<snip> Concepts that used to engender consensus -- equality, for instance, or liberty -- these days spur acidic debates about the courts' proper role in dictating what government, and citizens, may and may not do. The upshot has been fresh dispute over long-settled questions -- and a shift from the popular assumption that the Constitution was written largely to fulfill, not restrict, the American promise of freedom. <snip>
Years later, a young lawyer for the Reagan administration wrote of "the so-called right to privacy." His name was John Roberts, and a single dismissive remark may be no cause for alarm. Lawyers often craft arguments that run at right angles to their personal sentiments, and it would be heartening indeed to learn that Judge Roberts views the Constitution more generously than did the young White House lawyer. It's up to the Judiciary Committee to discern whether an evolution has occurred, or whether Roberts believes -- as do Supreme Court "originalists" Antonin Scalia and Clarence Thomas -- that the Constitution can only be legitimately viewed through the prism of its writers' chosen words.
American justice has flourished because the Constitution guarantees far more than its words convey. No leaps are necessary to embrace this notion, for it's made explicit in the document's Ninth Amendment: "The enumeration in the Constitution, of certain rights shall not be construed to deny or disparage others retained by the people."

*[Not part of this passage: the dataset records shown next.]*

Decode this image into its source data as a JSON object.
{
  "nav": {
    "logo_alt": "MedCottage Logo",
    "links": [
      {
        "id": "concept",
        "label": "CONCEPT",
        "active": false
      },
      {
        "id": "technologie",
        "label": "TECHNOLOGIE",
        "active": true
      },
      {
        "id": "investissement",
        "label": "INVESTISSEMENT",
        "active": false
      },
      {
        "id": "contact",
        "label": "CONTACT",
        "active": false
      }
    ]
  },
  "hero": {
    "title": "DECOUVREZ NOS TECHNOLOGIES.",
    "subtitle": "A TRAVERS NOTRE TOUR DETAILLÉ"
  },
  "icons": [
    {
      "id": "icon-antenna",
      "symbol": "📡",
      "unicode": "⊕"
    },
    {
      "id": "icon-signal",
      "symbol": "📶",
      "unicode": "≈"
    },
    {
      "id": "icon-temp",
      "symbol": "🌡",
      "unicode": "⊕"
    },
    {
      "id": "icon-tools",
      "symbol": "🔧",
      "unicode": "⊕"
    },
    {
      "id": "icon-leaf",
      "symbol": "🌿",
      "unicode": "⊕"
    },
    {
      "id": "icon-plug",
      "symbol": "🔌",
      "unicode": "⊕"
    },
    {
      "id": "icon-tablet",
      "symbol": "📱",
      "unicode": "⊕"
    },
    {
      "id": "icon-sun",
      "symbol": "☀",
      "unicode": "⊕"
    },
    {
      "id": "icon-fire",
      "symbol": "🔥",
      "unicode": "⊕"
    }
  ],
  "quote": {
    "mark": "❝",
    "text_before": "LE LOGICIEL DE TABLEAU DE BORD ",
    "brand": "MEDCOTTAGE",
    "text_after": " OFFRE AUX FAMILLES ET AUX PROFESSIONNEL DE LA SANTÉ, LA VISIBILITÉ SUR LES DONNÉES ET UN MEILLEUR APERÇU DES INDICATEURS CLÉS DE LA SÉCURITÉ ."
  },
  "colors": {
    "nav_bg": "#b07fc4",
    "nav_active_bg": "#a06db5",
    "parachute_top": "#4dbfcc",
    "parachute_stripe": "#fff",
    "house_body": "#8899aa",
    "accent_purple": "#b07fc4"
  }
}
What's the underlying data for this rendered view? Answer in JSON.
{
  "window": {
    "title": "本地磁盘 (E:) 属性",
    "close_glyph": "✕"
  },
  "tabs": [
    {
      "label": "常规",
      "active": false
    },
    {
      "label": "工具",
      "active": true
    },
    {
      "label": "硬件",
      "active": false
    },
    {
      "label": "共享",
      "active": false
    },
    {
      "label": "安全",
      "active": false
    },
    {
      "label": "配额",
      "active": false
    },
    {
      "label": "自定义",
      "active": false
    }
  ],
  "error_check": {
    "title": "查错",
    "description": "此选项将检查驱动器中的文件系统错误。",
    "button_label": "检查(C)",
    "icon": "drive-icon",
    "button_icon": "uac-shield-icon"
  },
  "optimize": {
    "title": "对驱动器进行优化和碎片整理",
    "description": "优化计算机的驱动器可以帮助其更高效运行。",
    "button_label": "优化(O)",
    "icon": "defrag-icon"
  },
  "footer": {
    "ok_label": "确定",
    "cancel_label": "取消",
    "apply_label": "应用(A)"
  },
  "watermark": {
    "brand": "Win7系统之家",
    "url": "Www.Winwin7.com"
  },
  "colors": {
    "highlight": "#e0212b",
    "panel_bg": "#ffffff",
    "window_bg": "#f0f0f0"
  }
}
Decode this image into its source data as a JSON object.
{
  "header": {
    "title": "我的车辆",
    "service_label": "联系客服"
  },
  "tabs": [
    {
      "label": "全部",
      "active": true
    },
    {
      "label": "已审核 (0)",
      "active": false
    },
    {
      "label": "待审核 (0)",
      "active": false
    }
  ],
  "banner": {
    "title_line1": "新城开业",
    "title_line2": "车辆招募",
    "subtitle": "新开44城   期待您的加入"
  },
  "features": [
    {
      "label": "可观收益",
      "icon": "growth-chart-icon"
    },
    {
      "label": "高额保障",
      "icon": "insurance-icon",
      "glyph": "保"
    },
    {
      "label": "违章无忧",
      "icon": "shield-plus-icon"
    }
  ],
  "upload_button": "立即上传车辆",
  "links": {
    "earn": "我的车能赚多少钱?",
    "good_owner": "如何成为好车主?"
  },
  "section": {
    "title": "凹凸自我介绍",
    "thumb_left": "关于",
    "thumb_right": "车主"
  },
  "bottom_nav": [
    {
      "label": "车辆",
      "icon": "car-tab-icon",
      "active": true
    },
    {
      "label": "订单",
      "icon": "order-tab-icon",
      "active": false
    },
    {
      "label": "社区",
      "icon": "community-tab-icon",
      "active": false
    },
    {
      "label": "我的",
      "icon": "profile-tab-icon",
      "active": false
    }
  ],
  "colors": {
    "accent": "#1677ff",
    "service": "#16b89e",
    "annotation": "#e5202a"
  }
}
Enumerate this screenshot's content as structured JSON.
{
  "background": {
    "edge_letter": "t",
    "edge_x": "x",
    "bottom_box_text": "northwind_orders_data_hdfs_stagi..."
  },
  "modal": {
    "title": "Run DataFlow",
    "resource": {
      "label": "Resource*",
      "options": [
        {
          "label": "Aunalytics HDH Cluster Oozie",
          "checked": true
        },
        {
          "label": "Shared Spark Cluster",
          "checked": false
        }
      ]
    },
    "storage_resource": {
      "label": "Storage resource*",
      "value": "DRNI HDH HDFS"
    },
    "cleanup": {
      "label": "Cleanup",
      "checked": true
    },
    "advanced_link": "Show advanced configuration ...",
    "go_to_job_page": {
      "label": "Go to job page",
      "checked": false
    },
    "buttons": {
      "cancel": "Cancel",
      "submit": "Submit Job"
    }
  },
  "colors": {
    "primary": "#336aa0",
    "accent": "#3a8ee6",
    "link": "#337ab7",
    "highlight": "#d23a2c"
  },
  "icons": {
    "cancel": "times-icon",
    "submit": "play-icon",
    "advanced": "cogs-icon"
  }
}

But for the Ninth Amendment, America would not be the nation it is. Without it, citizens would labor still under Jim Crow laws. Governments would still dictate what people may read, what political views they may hold, whether people in love may marry and whether couples may take charge of their reproductive lives. Freedom as Americans understand it would not exist; privacy, so fundamental to liberty, would be no more than a yearning. Certainly this isn't the legacy the nation's founders meant to leave us, nor is it a life Americans would likely tolerate.